Self-interaction effects in the density functional description of iron(II) spin-crossover molecules

Spin-crossover metal complexes are one of the paradigmatic examples of magnetic molecular materials showing switching and bistability at the molecular level. Octahedral Fe2+ molecules are particularly interesting as they often exhibit such a spin-crossover transition. Many efforts were made to assess the performance of density functional theory for such systems. However an exchange-correlation functional able to account accurately for the energetic of the various possible spin-states has not been identified yet.
We present results on different Fe2+ ions using self-interaction corrected semilocal exchange-correlation functionals [1,2,3] within the FLO-SIC DFT framework and we focus on the energy differences between the various spin states. Further we compare our data to high level quantum chemical calculations.


[1] M. R. Pederson, A. Ruzsinszky, and J. P. Perdew, J. Chem. Phys. 140, 121103 (2014).
[2] M. R. Pederson, J. Chem. Phys. 142, 064112 (2015).
[3] T. Hahn, S. Liebing, J. Kortus, and M. R. Pederson, J. Chem. Phys. 43, 224104 (2015).   

Molecular Geometries of Fe (II) Spin-Crossover Complexes

Spin-crossover (SCO) complexes are a class of inorganic compounds in which external stimuli facilitate a change in geometry and spin state from a diamagnetic low spin state to a paramagnetic high spin state or vice versa. Due to this bistability, they are an important class of molecules for new energy technologies and molecular electronics¹. The multiconfigurational nature and large number of electrons of these molecules make it difficult to provide accurate theoretical descriptions of the electronic structure. To date, density functional theory (DFT) has been the foundation for the study of these complexes’ geometries². Recent advances in computing has made it now possible to produce geometries with methods beyond DFT.
Octahedral Fe(II) (d⁶) molecules are among the most well studied of this class of compound. Here, an accurate description of the multiconfigurational electronic structure of several Fe(II) SCO complexes using the CASPT2 method is presented. The convergence of geometry with respect to active space and basis set size as well as differences with the traditional DFT approach and the refined CASPT2 structures are noted.
1. P. Gutlich, H. A. Goodwin (2004) Spin Crossover in Transition Metal Compounds I. Springer Berlin
2. K. P. Kepp, Inorganic Chemistry 55, 2717 (2016).   

Coupled-Cluster Valence Bond Theory for Exact Treatment of Spin-Fluctuation

We present a valence bond approach for treating spin-fluctuation called coupled-cluster valence bond (CCVB). In particular, we will discuss the three-pair extension of CCVB, CCVB+i3, and its application to spin-frustrated systems such as molecular magnets.

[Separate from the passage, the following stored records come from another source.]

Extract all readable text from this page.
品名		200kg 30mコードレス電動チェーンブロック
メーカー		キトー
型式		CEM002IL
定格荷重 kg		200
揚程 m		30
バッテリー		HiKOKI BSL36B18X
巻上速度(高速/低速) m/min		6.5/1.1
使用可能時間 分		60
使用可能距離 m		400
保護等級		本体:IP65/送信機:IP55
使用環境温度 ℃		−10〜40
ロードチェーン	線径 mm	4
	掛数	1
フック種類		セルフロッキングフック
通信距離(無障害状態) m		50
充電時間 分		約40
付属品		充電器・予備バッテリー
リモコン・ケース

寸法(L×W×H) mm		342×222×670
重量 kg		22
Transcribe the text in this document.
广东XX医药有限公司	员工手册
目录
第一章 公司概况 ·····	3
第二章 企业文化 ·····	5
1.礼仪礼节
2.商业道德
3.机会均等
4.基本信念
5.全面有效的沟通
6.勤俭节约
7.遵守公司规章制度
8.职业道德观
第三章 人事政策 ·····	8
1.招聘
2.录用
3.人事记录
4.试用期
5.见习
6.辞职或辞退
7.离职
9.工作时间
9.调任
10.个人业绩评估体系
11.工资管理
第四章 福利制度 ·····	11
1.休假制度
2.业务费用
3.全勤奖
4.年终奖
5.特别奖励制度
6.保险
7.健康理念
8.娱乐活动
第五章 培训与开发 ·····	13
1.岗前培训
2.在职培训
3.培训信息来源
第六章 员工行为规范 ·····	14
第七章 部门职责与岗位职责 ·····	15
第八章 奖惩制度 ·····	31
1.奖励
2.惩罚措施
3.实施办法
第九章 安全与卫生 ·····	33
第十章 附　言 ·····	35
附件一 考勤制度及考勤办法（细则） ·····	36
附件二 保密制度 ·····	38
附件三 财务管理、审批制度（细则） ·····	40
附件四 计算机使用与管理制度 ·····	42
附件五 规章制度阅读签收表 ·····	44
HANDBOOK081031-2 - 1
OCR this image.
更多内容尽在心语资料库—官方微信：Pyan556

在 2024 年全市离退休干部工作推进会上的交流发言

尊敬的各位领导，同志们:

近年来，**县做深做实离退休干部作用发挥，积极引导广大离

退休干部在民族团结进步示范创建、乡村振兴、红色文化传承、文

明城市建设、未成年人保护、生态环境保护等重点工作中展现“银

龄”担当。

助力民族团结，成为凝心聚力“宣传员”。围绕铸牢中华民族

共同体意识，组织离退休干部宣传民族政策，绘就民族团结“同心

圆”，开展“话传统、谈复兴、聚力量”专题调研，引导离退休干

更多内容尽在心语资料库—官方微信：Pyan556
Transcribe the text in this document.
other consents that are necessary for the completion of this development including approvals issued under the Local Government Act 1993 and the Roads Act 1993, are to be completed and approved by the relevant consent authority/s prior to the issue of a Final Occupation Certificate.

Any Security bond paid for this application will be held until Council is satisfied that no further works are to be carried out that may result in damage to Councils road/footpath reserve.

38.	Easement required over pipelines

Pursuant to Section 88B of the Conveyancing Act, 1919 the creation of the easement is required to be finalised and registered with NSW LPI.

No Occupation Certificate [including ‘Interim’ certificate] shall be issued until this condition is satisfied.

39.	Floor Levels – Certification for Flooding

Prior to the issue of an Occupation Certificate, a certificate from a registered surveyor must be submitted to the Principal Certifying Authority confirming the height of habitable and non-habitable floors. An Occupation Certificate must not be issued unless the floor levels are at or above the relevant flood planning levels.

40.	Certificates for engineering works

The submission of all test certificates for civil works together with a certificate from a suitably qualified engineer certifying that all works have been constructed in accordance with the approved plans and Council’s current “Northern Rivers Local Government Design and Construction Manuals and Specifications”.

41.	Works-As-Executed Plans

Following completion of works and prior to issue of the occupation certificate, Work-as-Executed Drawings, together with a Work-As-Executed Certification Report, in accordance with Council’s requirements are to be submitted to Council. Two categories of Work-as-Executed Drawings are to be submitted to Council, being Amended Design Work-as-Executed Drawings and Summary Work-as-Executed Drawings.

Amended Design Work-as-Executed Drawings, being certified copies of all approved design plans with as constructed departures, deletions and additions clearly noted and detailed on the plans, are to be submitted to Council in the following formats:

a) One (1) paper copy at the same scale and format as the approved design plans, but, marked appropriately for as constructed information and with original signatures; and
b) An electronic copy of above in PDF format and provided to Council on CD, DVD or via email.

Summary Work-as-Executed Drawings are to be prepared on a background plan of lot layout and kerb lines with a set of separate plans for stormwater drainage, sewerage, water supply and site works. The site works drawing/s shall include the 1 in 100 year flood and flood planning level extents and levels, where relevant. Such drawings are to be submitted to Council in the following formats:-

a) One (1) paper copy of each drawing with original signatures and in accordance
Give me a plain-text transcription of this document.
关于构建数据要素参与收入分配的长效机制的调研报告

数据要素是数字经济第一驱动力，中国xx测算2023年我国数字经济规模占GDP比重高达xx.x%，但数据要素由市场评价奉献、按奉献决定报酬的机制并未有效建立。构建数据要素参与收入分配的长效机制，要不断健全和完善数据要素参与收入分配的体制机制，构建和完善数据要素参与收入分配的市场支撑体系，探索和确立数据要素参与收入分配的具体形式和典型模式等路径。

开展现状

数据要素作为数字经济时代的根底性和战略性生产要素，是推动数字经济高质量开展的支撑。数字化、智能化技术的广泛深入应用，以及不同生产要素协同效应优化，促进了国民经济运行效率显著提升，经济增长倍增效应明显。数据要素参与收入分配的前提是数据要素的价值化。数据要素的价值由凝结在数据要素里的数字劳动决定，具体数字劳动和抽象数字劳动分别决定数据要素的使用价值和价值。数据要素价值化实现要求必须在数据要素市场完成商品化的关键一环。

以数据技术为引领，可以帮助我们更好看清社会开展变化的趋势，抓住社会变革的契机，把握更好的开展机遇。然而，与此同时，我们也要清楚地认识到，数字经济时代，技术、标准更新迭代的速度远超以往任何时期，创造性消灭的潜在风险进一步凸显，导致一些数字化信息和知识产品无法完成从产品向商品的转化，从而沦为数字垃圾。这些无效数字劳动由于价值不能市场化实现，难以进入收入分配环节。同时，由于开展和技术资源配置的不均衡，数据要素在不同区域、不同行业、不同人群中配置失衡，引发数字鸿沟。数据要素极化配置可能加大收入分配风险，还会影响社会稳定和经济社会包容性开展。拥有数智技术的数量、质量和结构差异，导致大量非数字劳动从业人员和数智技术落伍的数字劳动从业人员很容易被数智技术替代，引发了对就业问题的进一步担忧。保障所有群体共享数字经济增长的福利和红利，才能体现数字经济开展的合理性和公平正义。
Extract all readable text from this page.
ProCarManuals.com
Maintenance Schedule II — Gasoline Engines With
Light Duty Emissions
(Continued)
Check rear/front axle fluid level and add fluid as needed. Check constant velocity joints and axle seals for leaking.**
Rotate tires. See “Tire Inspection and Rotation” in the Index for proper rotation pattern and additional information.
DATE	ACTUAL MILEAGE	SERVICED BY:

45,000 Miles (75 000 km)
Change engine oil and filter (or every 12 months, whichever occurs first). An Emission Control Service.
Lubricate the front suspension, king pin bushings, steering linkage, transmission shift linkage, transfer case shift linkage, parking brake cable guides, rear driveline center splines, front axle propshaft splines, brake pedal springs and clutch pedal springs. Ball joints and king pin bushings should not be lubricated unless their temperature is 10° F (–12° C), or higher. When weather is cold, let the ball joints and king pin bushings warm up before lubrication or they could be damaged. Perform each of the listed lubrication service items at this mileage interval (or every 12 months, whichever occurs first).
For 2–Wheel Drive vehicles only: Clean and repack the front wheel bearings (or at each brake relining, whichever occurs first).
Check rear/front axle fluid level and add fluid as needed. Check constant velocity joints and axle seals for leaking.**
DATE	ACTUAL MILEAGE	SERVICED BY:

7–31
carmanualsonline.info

CCVB+i3 can describe spin-fluctuation exactly without invoking neither an exponential wall nor spin contamination. We also discuss a future direction on including charge-fluctuation into this model.   

Molecular Magnetism and Quantum Information

Quantum Information Science and instrumentation for next-generation computing, information, and other fields is evolving quickly into an interdisciplinary field that intersects strongly with the missions, interests and portfolios of basic energy sciences.The fundamental research in chemical physics, quantum chemistry, inorganic chemistry, and magnetism is strongly synergistic with applications such as sensing, navigation, communications, simulation and computing. Researchers in these fields must play a role in enabling and understanding manipulation of uniquely quantum phenomena that arise from the entanglement of electrons, spins, and low-energy excitations in actual molecular systems. This talk will summarize emerging possibilities for chemical sciences based upon DOE Basic-Energy-Sciences rountable reports. It will focus on activities targeting the fundamental design, manipulation, or addressing of molecular-scale quantum-chemical qubits, the use of early quantum processors for chemical simulation, and synergistic prospects for the near-term quantum- systems and algorithms research supported by BES. To address the aims of this focused session, specific contact to the chemistry, magnetism, and optical response of molecular magnets and organic poly-radicals will be featured.